Le conseil de prud'hommes peut accueillir une fin de non-recevoir :

  • c'est un argument soulevé par une partie (à tout moment de l'instance) visant à ce que le conseil de prud'hommes refuse de juger l'affaire sur le fond ;
  • ce refus sera essentiellement fondé sur l'une des 3 causes suivantes :
    • le demandeur n'a pas qualité ou intérêt pour agir : il intervient dans une procédure qui ne le concerne pas directement,
    • l'action intentée par le demandeur est prescrite : il a démarré la procédure trop tard,
    • le litige a déjà été jugé par le même ou un autre conseil de prud'hommes.

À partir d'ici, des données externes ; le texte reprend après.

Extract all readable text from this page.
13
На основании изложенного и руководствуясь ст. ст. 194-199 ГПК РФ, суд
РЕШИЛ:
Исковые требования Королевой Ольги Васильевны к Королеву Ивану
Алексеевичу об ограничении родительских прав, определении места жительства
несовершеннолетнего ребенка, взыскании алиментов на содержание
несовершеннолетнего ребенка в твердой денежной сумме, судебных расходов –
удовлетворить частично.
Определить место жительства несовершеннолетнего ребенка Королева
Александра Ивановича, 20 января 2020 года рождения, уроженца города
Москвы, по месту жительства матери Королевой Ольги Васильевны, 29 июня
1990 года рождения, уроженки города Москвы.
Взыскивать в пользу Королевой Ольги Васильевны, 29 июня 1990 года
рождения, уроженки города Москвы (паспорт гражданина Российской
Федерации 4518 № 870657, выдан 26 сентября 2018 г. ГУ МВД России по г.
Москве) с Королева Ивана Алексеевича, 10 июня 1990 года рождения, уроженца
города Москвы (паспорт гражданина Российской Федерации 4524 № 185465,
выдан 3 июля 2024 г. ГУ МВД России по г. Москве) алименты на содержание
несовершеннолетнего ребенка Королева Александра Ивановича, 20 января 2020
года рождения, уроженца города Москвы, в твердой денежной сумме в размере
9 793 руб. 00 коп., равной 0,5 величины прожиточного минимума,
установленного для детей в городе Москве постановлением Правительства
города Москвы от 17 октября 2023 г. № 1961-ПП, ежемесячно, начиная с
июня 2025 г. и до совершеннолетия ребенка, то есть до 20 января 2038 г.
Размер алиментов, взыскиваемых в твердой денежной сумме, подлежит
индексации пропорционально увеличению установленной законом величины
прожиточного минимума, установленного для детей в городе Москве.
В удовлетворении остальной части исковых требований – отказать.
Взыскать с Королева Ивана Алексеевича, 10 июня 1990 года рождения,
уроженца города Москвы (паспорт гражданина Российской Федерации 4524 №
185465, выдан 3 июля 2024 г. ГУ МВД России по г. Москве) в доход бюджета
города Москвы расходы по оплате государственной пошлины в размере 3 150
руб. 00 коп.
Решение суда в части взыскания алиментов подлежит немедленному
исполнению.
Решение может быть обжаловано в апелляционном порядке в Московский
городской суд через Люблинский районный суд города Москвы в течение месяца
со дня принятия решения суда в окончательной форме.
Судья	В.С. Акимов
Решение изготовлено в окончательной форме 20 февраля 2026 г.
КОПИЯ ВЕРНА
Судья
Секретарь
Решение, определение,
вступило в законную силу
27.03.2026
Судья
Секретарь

Le conseil de prud'hommes peut accueillir et accepter une exception de procédure :

  • c'est un argument faisant valoir que la procédure menée (dans le procès en cours) doit être suspendue voire abandonnée dans la mesure où elle présente un défaut ;
  • à ce titre, une fin de non-recevoir peut constituer une exception de procédure surtout si une partie se prévaut d'un délai de prescription ;
  • les exceptions de procédure les plus courantes concernent la compétence du conseil de prud'hommes :
    • compétence géographique : le conseil de prud'hommes saisi dans tel endroit n'a pas vocation à s'occuper de l'affaire, car c'est le conseil de prud'hommes d'un autre lieu qui est compétent,
    • compétence d'attribution : le conseil de prud'hommes n'est pas le type de tribunal qu'il faut saisir pour trancher le litige compte tenu de sa nature (même si c'est un litige du travail), car le litige n'est ni individuel ni lié au contrat de travail en tant que tel.

Attention : pour être valablement accueillie, l'exception de procédure doit être soulevée avant tout débat au fond (en début d'instance, au moment où les détails relatifs aux faits et au droit n'ont pas commencé à être évoqués), après il est trop tard.